CREATE TABLE _presentation
(
database integer NOT NULL,
type integer NOT NULL,
version integer NOT NULL,
time bigint NOT NULL,
uid integer NOT NULL,
"value" text NOT NULL,
CONSTRAINT _presentation_pkey PRIMARY KEY (database, type, version)
);
CREATE TABLE _database
(
id serial NOT NULL,
"name" character varying(16) NOT NULL,
title character varying(80) NOT NULL,
authentication integer NOT NULL,
auto_schema_changes integer NOT NULL,
css_version integer NOT NULL DEFAULT (-1),
layout_version integer NOT NULL DEFAULT (-1),
template_version integer NOT NULL DEFAULT (-1),
uid integer NOT NULL,
is_active integer NOT NULL DEFAULT 1,
CONSTRAINT _database_pkey PRIMARY KEY (id),
CONSTRAINT _database_name_key UNIQUE (name)
);
CREATE TABLE _user
(
id serial NOT NULL,
"login" character varying(80) NOT NULL,
full_name character varying(80) NOT NULL,
"password" character varying(80) NOT NULL,
CONSTRAINT _user_pkey PRIMARY KEY (id),
CONSTRAINT _user_login_key UNIQUE (login)
);
CREATE TABLE DB_annotation
(
id serial NOT NULL,
node integer NOT NULL,
parent integer,
date character varying(80) NOT NULL,
"text" character varying(4000) NOT NULL,
uid integer NOT NULL,
CONSTRAINT DB_annotation_pkey PRIMARY KEY (id)
);
CREATE TABLE DB_data
(
id serial NOT NULL,
schema integer NOT NULL,
parent integer NOT NULL,
entry integer NOT NULL,
"value" text,
timesequence integer NOT NULL DEFAULT (-1),
CONSTRAINT DB_data_pkey PRIMARY KEY (id)
);
CREATE TABLE DB_pages
(
id serial NOT NULL,
"name" character varying(255) NOT NULL,
"content" text NOT NULL,
"timestamp" bigint NOT NULL,
uid integer NOT NULL,
CONSTRAINT DB_pages_pkey PRIMARY KEY (id)
);
CREATE TABLE DB_schema
(
id integer NOT NULL,
"type" integer NOT NULL,
"name" character varying(255) NOT NULL,
parent integer NOT NULL,
uid integer NOT NULL,
CONSTRAINT DB_schema_pkey PRIMARY KEY (id),
CONSTRAINT DB_schema_name_parent_key UNIQUE (name, parent)
);
CREATE TABLE DB_timesequence
(
id serial NOT NULL,
start integer NOT NULL,
stop integer NOT NULL,
CONSTRAINT DB_timesequence_pkey PRIMARY KEY (id, start)
);
There are also some views defined on the raw tables above: DB_vdata contains one row for each node, time interval and associated annotations.
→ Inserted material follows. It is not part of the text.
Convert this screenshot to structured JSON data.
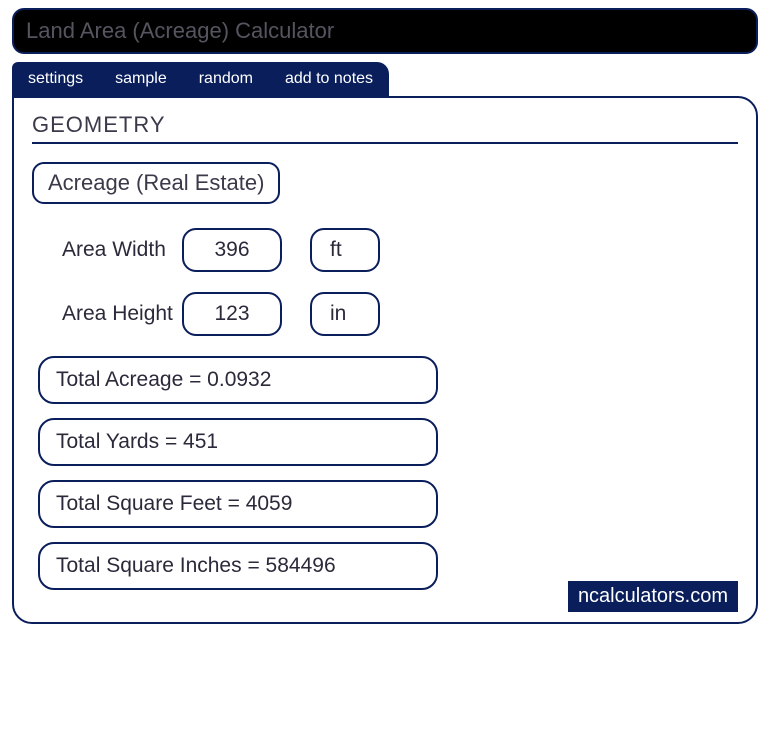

This is used in the main function that fetches DatabaseNodes from the database by node id (DatabaseReader.java). DB_veindex collects the maximum number of nodes matching a given schema node for each (schema, entry) pair. This is used to evaluate queries that involve node position constraints (QueryEvaluator.java).
CREATE VIEW DB_vdata AS
SELECT d.id AS n_id,
d.parent AS n_parent,
d.schema AS n_schema,
d.entry AS n_entry,
d.value AS n_value,
t.start AS t_start,
t.stop AS t_stop,
a.id AS a_id,
a.date AS a_date,
a.uid AS a_uid,
a.text AS a_text
FROM DB_data d
LEFT JOIN DB_timesequence t ON d."timesequence" = t.id
LEFT JOIN DB_annotation a ON d.id = a.node;
CREATE VIEW DB_veindex AS
SELECT q.entry, q.schema, max(q.cnt) AS max_count
FROM ( SELECT DB_data.entry,
DB_data.parent,
DB_data.schema,
count(*) AS cnt
FROM DB_data
WHERE DB_data.schema >= 0
GROUP BY DB_data.entry, DB_data.parent, DB_data.schema) q
GROUP BY q.entry, q.schema;
MySQL is also supported (but not extensively tested). The schemas are similar but not identical to the above; see MySQLDatabaseConnector.java for the differences.